Dalam UU 37/2004 ketentuan kepailitan antar negara memang belum jadi norma hukum bisnis di Indonesia. Sehingga kurator kerap kesulitan membereskan aset debitur jika berada di luar negeri.
"Bukan tidak bisa dibereskan sebenarnya, tapi putusan pailit di Indonesia tidak diakui di negara lain. Sehingga untuk pemberesan aset debitur di luar negeri, harus ada permohonan lagi di negara tersebut," jelas Wakil Sekretaris Jenderal Asosiasi Kurator Indonesia (AKPI) Nien Rafless Siregar sata dihubungi Kontan.co.id, Minggu (1/7).
Rafless menambahkan, kondisi ini tentu akan menyulitkan upaya pemberesan aset.
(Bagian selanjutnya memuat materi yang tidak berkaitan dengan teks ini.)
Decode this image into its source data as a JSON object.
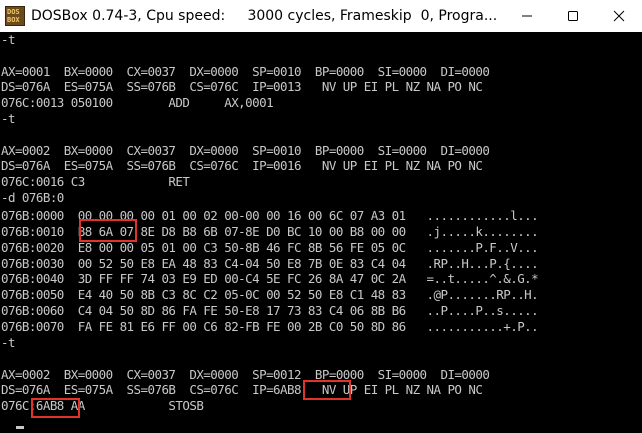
{
  "window": {
    "title": "DOSBox 0.74-3, Cpu speed:     3000 cycles, Frameskip  0, Progra..."
  },
  "console": {
    "lines": [
      "-t",
      "",
      "AX=0001  BX=0000  CX=0037  DX=0000  SP=0010  BP=0000  SI=0000  DI=0000",
      "DS=076A  ES=075A  SS=076B  CS=076C  IP=0013   NV UP EI PL NZ NA PO NC",
      "076C:0013 050100        ADD     AX,0001",
      "-t",
      "",
      "AX=0002  BX=0000  CX=0037  DX=0000  SP=0010  BP=0000  SI=0000  DI=0000",
      "DS=076A  ES=075A  SS=076B  CS=076C  IP=0016   NV UP EI PL NZ NA PO NC",
      "076C:0016 C3            RET",
      "-d 076B:0",
      "076B:0000  00 00 00 00 01 00 02 00-00 00 16 00 6C 07 A3 01   ............l...",
      "076B:0010  B8 6A 07 8E D8 B8 6B 07-8E D0 BC 10 00 B8 00 00   .j.....k........",
      "076B:0020  E8 00 00 05 01 00 C3 50-8B 46 FC 8B 56 FE 05 0C   .......P.F..V...",
      "076B:0030  00 52 50 E8 EA 48 83 C4-04 50 E8 7B 0E 83 C4 04   .RP..H...P.{....",
      "076B:0040  3D FF FF 74 03 E9 ED 00-C4 5E FC 26 8A 47 0C 2A   =..t.....^.&.G.*",
      "076B:0050  E4 40 50 8B C3 8C C2 05-0C 00 52 50 E8 C1 48 83   .@P.......RP..H.",
      "076B:0060  C4 04 50 8D 86 FA FE 50-E8 17 73 83 C4 06 8B B6   ..P....P..s.....",
      "076B:0070  FA FE 81 E6 FF 00 C6 82-FB FE 00 2B C0 50 8D 86   ...........+.P..",
      "-t",
      "",
      "AX=0002  BX=0000  CX=0037  DX=0000  SP=0012  BP=0000  SI=0000  DI=0000",
      "DS=076A  ES=075A  SS=076B  CS=076C  IP=6AB8   NV UP EI PL NZ NA PO NC",
      "076C:6AB8 AA            STOSB",
      ""
    ],
    "highlights": [
      {
        "label": "B8 6A"
      },
      {
        "label": "6AB8"
      },
      {
        "label": "6AB8"
      }
    ]
  },
  "colors": {
    "background": "#000000",
    "text": "#c8c8c8",
    "highlight_border": "#e0332c",
    "titlebar": "#ffffff"
  }
}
Terlebih kewajiban kurator untuk membereskan boedel pailit.
Ia menyarankan, ketentuan kepailitan antar negara setidaknya dapat diupayakan dalam jangkauan Asia Tenggara.
"Setidaknya di Asia Tenggara saja dulu, di mana perkara di Indonesia bisa diakui di Asia Tenggara, termasuk perkara negara Asia Tenggara lainnya yang punya harta pailit di Indonesia, juga akan lebih efisien dalam pemberesan asetnya," sambungnya.
Sekadar informasi, soal kepailitan antar negara ini sebenarnya bukan hal baru. Di Eropa hal serupa juga sempat jadi perhatian, hingga pada 2011 menerbitkan European Cross Border Insolvency Law.
Dalam naskah akademik revisi beleid kepailitan ini, ihwal kepailitan antar negara juga jadi salah satu poin penting yang hendak dimasukkan dalam undang-undang kepailitan berikutnya.